Trois questions à se poser 

Mais critiquer ne fait pas progresser. Cela engendre des éruptions reptiliennes qui ne débouchent que sur des traumatismes émotionnels et sociaux. Qu’est-ce qui serait alors plus utile pour soi et pour la relation? Dans un premier temps, chercher à comprendre la genèse de sa critique:

  • Qu’est-ce qui me motive à critiquer?
  • Qu’est-ce que je ressens quand je me surprends à critiquer?
  • Quels sont mes propres manquements que je n’aime pas voir dans le regard des autres?

Cela implique un parcours de développement personnel pour apprendre à se connaître, à explorer son chemin de vie et à identifier les sources de cette propension à critiquer.

Ce chemin nous apprendra d’abord à être bienveillant avec nous-même, condition sine qua non pour pouvoir l’être avec l’autre.

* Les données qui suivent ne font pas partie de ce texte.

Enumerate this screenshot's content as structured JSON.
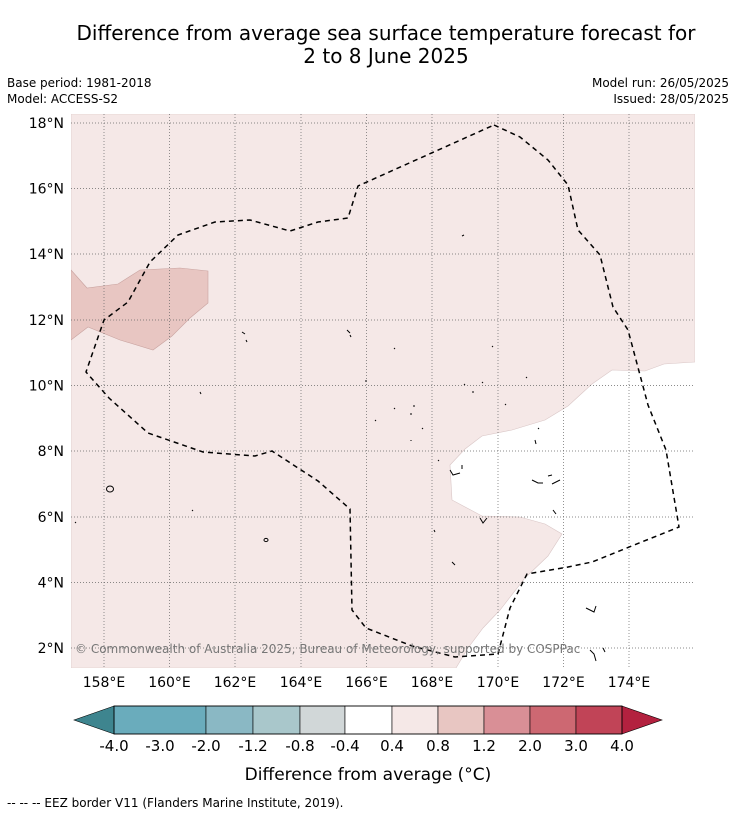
{
  "title": {
    "line1": "Difference from average sea surface temperature forecast for",
    "line2": "2 to 8 June 2025"
  },
  "meta": {
    "base_period": "Base period: 1981-2018",
    "model": "Model: ACCESS-S2",
    "model_run": "Model run: 26/05/2025",
    "issued": "Issued: 28/05/2025"
  },
  "map": {
    "lat_labels": [
      "18°N",
      "16°N",
      "14°N",
      "12°N",
      "10°N",
      "8°N",
      "6°N",
      "4°N",
      "2°N"
    ],
    "lon_labels": [
      "158°E",
      "160°E",
      "162°E",
      "164°E",
      "166°E",
      "168°E",
      "170°E",
      "172°E",
      "174°E"
    ],
    "copyright": "© Commonwealth of Australia 2025, Bureau of Meteorology, supported by COSPPac"
  },
  "colorbar": {
    "tick_labels": [
      "-4.0",
      "-3.0",
      "-2.0",
      "-1.2",
      "-0.8",
      "-0.4",
      "0.4",
      "0.8",
      "1.2",
      "2.0",
      "3.0",
      "4.0"
    ],
    "colors": [
      "#4aa2b3",
      "#6aacbc",
      "#8ab8c4",
      "#a9c7cb",
      "#d1d7d8",
      "#ffffff",
      "#f5e8e7",
      "#e8c6c2",
      "#d98f96",
      "#cd6872",
      "#c14457"
    ],
    "under_color": "#3e858f",
    "over_color": "#b3213f",
    "label": "Difference from average (°C)"
  },
  "legend_note": "--  --  -- EEZ border V11 (Flanders Marine Institute, 2019)."
}
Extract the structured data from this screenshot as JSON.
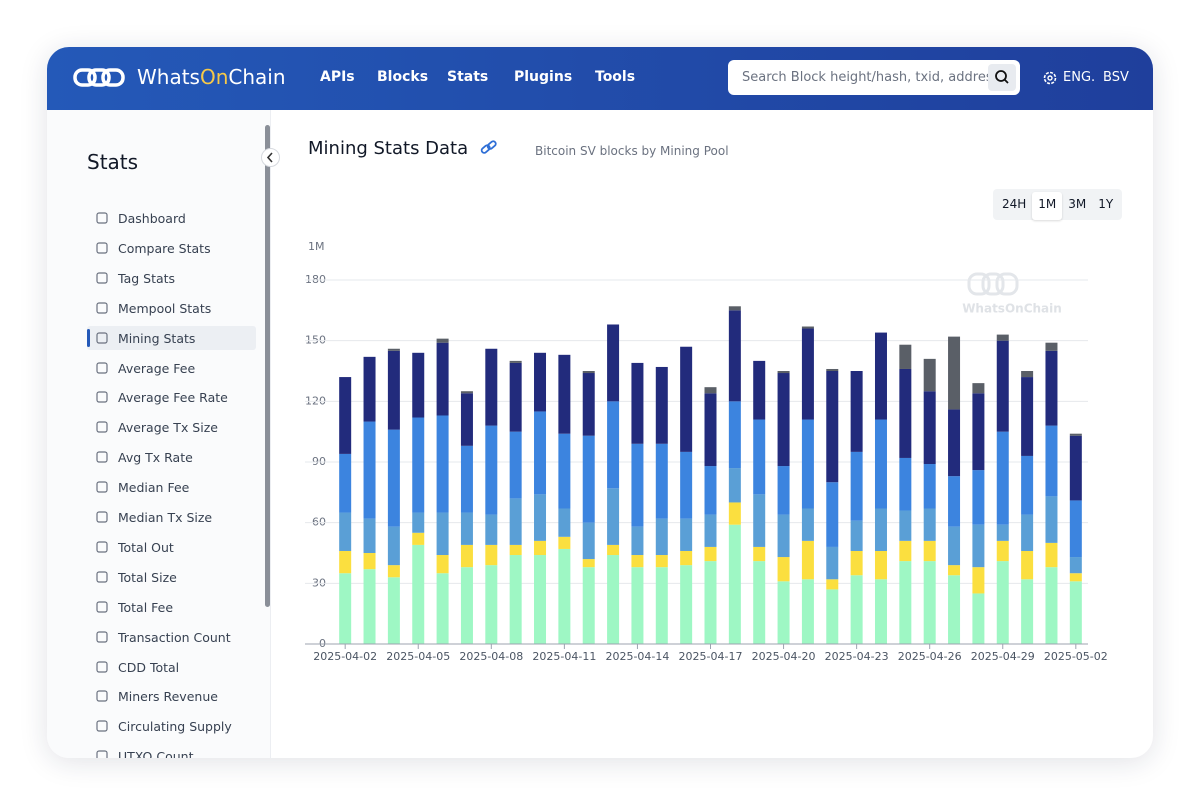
{
  "header": {
    "brand": [
      "Whats",
      "On",
      "Chain"
    ],
    "nav": [
      "APIs",
      "Blocks",
      "Stats",
      "Plugins",
      "Tools"
    ],
    "search_placeholder": "Search Block height/hash, txid, address",
    "language": "ENG.",
    "network": "BSV"
  },
  "sidebar": {
    "title": "Stats",
    "active_index": 4,
    "items": [
      "Dashboard",
      "Compare Stats",
      "Tag Stats",
      "Mempool Stats",
      "Mining Stats",
      "Average Fee",
      "Average Fee Rate",
      "Average Tx Size",
      "Avg Tx Rate",
      "Median Fee",
      "Median Tx Size",
      "Total Out",
      "Total Size",
      "Total Fee",
      "Transaction Count",
      "CDD Total",
      "Miners Revenue",
      "Circulating Supply",
      "UTXO Count"
    ]
  },
  "page": {
    "title": "Mining Stats Data",
    "subtitle": "Bitcoin SV blocks by Mining Pool",
    "ranges": [
      "24H",
      "1M",
      "3M",
      "1Y"
    ],
    "active_range": 1
  },
  "chart_data": {
    "type": "bar",
    "stacked": true,
    "y_label": "1M",
    "watermark": "WhatsOnChain",
    "grid": true,
    "ylim": [
      0,
      180
    ],
    "yticks": [
      0,
      30,
      60,
      90,
      120,
      150,
      180
    ],
    "categories": [
      "2025-04-02",
      null,
      null,
      "2025-04-05",
      null,
      null,
      "2025-04-08",
      null,
      null,
      "2025-04-11",
      null,
      null,
      "2025-04-14",
      null,
      null,
      "2025-04-17",
      null,
      null,
      "2025-04-20",
      null,
      null,
      "2025-04-23",
      null,
      null,
      "2025-04-26",
      null,
      null,
      "2025-04-29",
      null,
      null,
      "2025-05-02"
    ],
    "series": [
      {
        "color": "#9ef7c4",
        "values": [
          35,
          37,
          33,
          49,
          35,
          38,
          39,
          44,
          44,
          47,
          38,
          44,
          38,
          38,
          39,
          41,
          59,
          41,
          31,
          32,
          27,
          34,
          32,
          41,
          41,
          34,
          25,
          41,
          32,
          38,
          31
        ]
      },
      {
        "color": "#fbdf3f",
        "values": [
          11,
          8,
          6,
          6,
          9,
          11,
          10,
          5,
          7,
          6,
          4,
          5,
          6,
          6,
          7,
          7,
          11,
          7,
          12,
          19,
          5,
          12,
          14,
          10,
          10,
          5,
          13,
          10,
          14,
          12,
          4
        ]
      },
      {
        "color": "#5a9fd6",
        "values": [
          19,
          17,
          19,
          10,
          21,
          16,
          15,
          23,
          23,
          14,
          18,
          28,
          14,
          18,
          16,
          16,
          17,
          26,
          21,
          16,
          16,
          15,
          21,
          15,
          16,
          19,
          21,
          8,
          18,
          23,
          8
        ]
      },
      {
        "color": "#3c84df",
        "values": [
          29,
          48,
          48,
          47,
          48,
          33,
          44,
          33,
          41,
          37,
          43,
          43,
          41,
          37,
          33,
          24,
          33,
          37,
          24,
          44,
          32,
          34,
          44,
          26,
          22,
          25,
          27,
          46,
          29,
          35,
          28
        ]
      },
      {
        "color": "#222b7c",
        "values": [
          38,
          32,
          39,
          32,
          36,
          26,
          38,
          34,
          29,
          39,
          31,
          38,
          40,
          38,
          52,
          36,
          45,
          29,
          46,
          45,
          55,
          40,
          43,
          44,
          36,
          33,
          38,
          45,
          39,
          37,
          32
        ]
      },
      {
        "color": "#5a5f67",
        "values": [
          0,
          0,
          1,
          0,
          2,
          1,
          0,
          1,
          0,
          0,
          1,
          0,
          0,
          0,
          0,
          3,
          2,
          0,
          1,
          1,
          1,
          0,
          0,
          12,
          16,
          36,
          5,
          3,
          3,
          4,
          1
        ]
      }
    ]
  }
}
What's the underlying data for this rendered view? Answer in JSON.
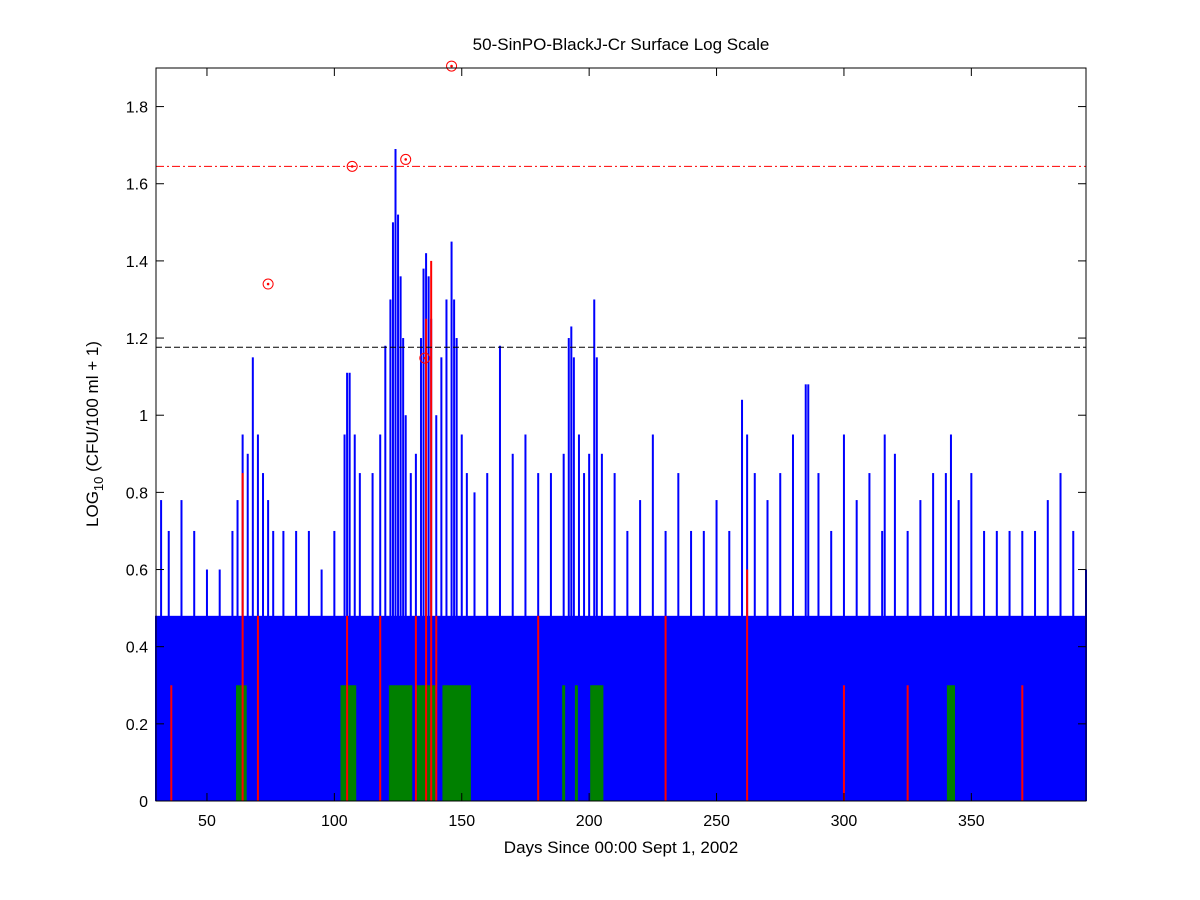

Avant d’émettre un jugement hâtif, le philosophe Socrate vous incite à vous poser les trois questions suivantes: suis-je absolument certain que ce que je vais dire est vrai? Est-ce quelque chose de bon qui va permettre à mon interlocuteur de se sentir mieux? Ce que je vais lui dire, va-t-il lui être utile? Affirmer sa voix peut se faire de manière respectueuse de l’effort et du point de vue de l’autre. On pourra alors se surprendre à générer des solutions inattendues issues des points de vue antagonistes.